By: Matthew Ryan
I love the Little Sisters of the Poor. As an undergraduate student, I fulfilled my public health program’s service requirements by volunteering at their nursing home in St. Louis. Each week, I would drive from my pristine, Jesuit college campus to the neglected part of the city. The sisters’ home was on an abandoned block without a street sign. The sister’s “neighbors” were a few burnt-out homes and mostly over-grown lots.
Inside, the nuns housed and loved the most vulnerable. I volunteered on the floor with residents suffering from dementia. I remember one nun in particular, Sister Isabella, who had given her entire life to caring for our elderly poor. Every hour or so, Sister Isabella would greet one resident who could no longer speak audibly nor open her eyes. Sister Isabella would hug her, sing to her, and often take her outside to feel the sunshine. This, in addition, to cleaning up after the residents, leading prayer before meals, and ensuring each resident got out of his or her bed each day.
Sister Isabella—and the Little Sisters in general—have remained imprinted in my memory. They have been a tremendous example to follow. When the rest of society, many Catholic churches included, had given up on the “least of our brothers and sisters,” the Little Sisters quietly went about doing the work of God. My admiration for them has made the recent Supreme Court case—and the battle over the Affordable Care Act’s contraceptive coverage—all the more difficult.
The Little Sister’s burden from the contraceptive mandate has been well documented. All sides may not agree on how burdensome it is, but the argument has focused on this point.
Mother Loraine Maguire, a Little Sister, believes the case is resolving “whether the government can force [her] order to help offer health care services that violate [her] Catholic faith.” But Sister Simone Campbell, a Sister of Social Service, believes the accommodation simply requires the Little Sisters “to sign a form saying that they are a religious institute and that they have religious objection… That’s all they have to do.” These are two vastly different interpretations, and the justices echoed similar disagreements during oral argument last week.

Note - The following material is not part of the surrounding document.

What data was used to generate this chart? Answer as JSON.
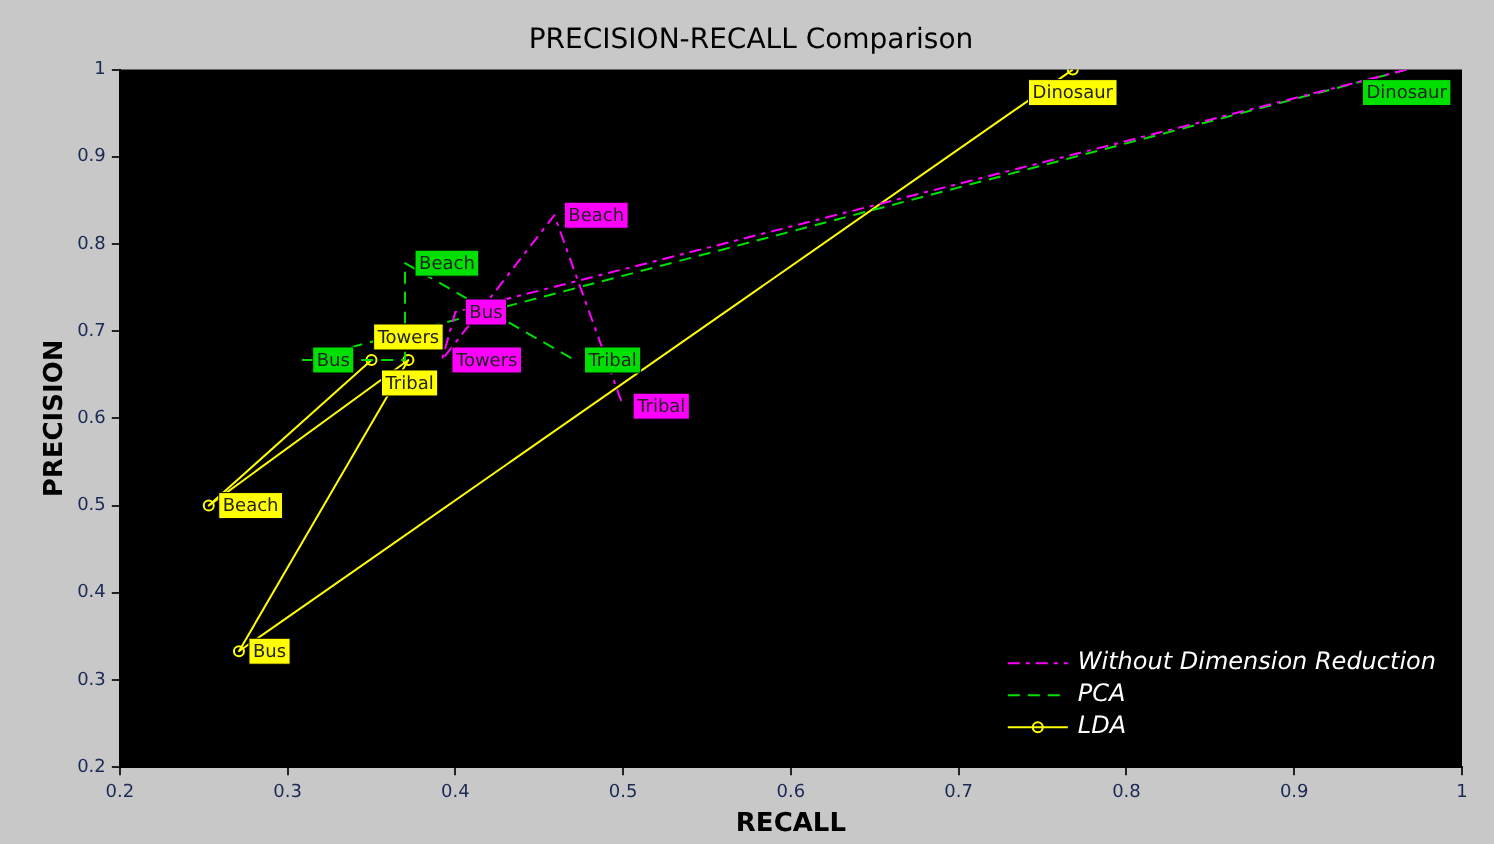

Justice Roberts believed the government has “hijack[ed]” the health plans, whereas Justice Sotomayor likened the accommodation to conscientious objection from the military.
Doctrinally, the focus on the nuns’ burden is well placed. But like all difficult religious accommodation suits, two rights are conflicting. And the rights of another important group have largely gone silent in the public discussion: the rights of the employees of Little Sisters of the Poor, and of other religious non-profits.
Women across our country need access to contraceptives to ensure healthier families, reproductive autonomy, and self-fulfillment. This is as true for the nursing assistant at the Little Sisters’ homes, or a student at Geneva College, as it is for an associate lawyer in New York. Ensuring access for these women will not only benefit them, but all of us. It will improve health outcomes. And most notably to my Catholic brothers and sisters, decrease abortions.
As the First Amendment debate swirls over the constitutionality of the mandate (and the Court seeks a potentially new workaround to resolve the issue), it is critically important that we keep in mind the many silent voices working at religious non-profits across America who deserve access to full medical care.